EPA Contact: Richards, April
Project Period: September 1, 2001 through September 1, 2003
Project Period Covered by this Report: September 1, 1999 through September 1, 2000
Project Amount: $225,000
RFA: Small Business Innovation Research (SBIR) - Phase II (2001) Recipients Lists
Research Category: Ecological Indicators/Assessment/Restoration , SBIR - Monitoring , Small Business Innovation Research (SBIR)
Description:Waterborne infectious disease outbreaks have been attributed to a variety of pathogenic bacteria, parasites, and viruses. Cryptosporidium outbreaks have been reported less frequently, but the number of cases associated with an outbreak has been much larger. Such outbreaks prompted the U.S. Environmental Protection Agency (EPA) to establish the Information Collection Rule (ICR), which requires that all large public water systems routinely conduct microbiological monitoring of raw and finished waters. Currently available methods for detection of Cryptosporidium oocyst and Giardia cysts, the ICR method and Method 1622, yield low oocysts and/or cysts recovery, cannot be performed in the field, do not distinguish between live and dead protozoa, and need highly trained professionals to accurately perform the analysis. The accuracy of these fluorescent microscopically based methods is strongly affected by nonspecific fluorescence, other organisms, the presence of a chlorine compound, and other physical conditions of the sample. The new method proposed is based on two innovations, one for the separation of live Cryptosporidium oocysts from the water sample and the other for the detection of Cryptosporidium DNA amplicons using a new detection method of polymerase chain reaction (PCR) amplified DNA. The system involves the development of a microfluidic analyzer that will allow highly specific and sensitive detection of Cryptosporidium and other microogranisms and performance of the analysis in the field. The main features of the analyzer include direct interfacing between large sample volume and a microliter volume used in the microfluidic detection channel, on-chip cell lysis, amplification of DNA through rapid thermal cycling, and nonfluorescence on-ship detection of DNA amplicons. A fully developed system should provide unparalleled sensitivity and selectivity for detecting Cryptosporidium oocyst and will not require highly trained personnel for its performance in the field.
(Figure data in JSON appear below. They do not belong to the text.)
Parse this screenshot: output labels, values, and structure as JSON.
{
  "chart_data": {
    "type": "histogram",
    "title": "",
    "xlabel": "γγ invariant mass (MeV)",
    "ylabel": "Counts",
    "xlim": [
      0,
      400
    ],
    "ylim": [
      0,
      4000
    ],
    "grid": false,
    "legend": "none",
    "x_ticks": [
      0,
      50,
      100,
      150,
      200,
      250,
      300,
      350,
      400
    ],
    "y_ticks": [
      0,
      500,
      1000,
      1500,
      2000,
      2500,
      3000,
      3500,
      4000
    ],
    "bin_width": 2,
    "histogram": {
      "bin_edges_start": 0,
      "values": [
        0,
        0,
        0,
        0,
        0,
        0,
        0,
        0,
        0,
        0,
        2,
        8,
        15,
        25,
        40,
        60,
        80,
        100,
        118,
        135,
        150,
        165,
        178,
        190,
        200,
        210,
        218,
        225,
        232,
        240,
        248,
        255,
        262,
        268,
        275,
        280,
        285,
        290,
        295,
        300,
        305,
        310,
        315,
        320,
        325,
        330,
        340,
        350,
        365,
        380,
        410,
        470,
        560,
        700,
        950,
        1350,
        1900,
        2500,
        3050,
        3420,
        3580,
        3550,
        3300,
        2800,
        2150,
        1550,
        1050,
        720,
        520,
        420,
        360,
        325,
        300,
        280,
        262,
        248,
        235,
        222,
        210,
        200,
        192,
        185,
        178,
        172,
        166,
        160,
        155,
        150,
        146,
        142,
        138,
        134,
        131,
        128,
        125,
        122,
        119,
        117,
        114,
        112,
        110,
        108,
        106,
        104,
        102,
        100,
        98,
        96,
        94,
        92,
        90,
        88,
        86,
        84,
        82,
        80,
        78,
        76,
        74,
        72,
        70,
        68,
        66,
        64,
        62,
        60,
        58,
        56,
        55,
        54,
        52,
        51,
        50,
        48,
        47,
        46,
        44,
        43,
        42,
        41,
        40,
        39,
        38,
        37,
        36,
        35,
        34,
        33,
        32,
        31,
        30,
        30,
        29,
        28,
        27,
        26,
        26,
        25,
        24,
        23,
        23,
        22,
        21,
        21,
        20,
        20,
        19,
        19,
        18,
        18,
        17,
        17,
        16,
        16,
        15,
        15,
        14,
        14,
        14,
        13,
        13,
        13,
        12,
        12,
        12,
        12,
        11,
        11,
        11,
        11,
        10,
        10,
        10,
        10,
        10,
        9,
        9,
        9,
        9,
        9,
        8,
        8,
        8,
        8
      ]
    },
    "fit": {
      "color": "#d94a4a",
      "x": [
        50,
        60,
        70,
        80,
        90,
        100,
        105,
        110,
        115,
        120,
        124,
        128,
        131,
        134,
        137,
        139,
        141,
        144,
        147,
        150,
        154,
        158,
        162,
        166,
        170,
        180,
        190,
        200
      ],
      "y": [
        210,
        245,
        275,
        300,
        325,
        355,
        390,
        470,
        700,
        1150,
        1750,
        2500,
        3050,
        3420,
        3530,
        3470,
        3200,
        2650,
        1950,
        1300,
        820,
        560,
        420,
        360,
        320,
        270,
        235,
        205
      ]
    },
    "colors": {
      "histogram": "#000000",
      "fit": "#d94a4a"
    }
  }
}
The proposed microfluidic system will find a large number of applications in future microfluidics-based instrumentation for integration of basic components for concentration, transport, and detection of biologic and inorganic particles in liquid samples. Potential commercial applications of the developed instrument will include monitoring of microorganisms in the field or on production lines in the food, chemical, pharmaceutical, and biotechnology industries.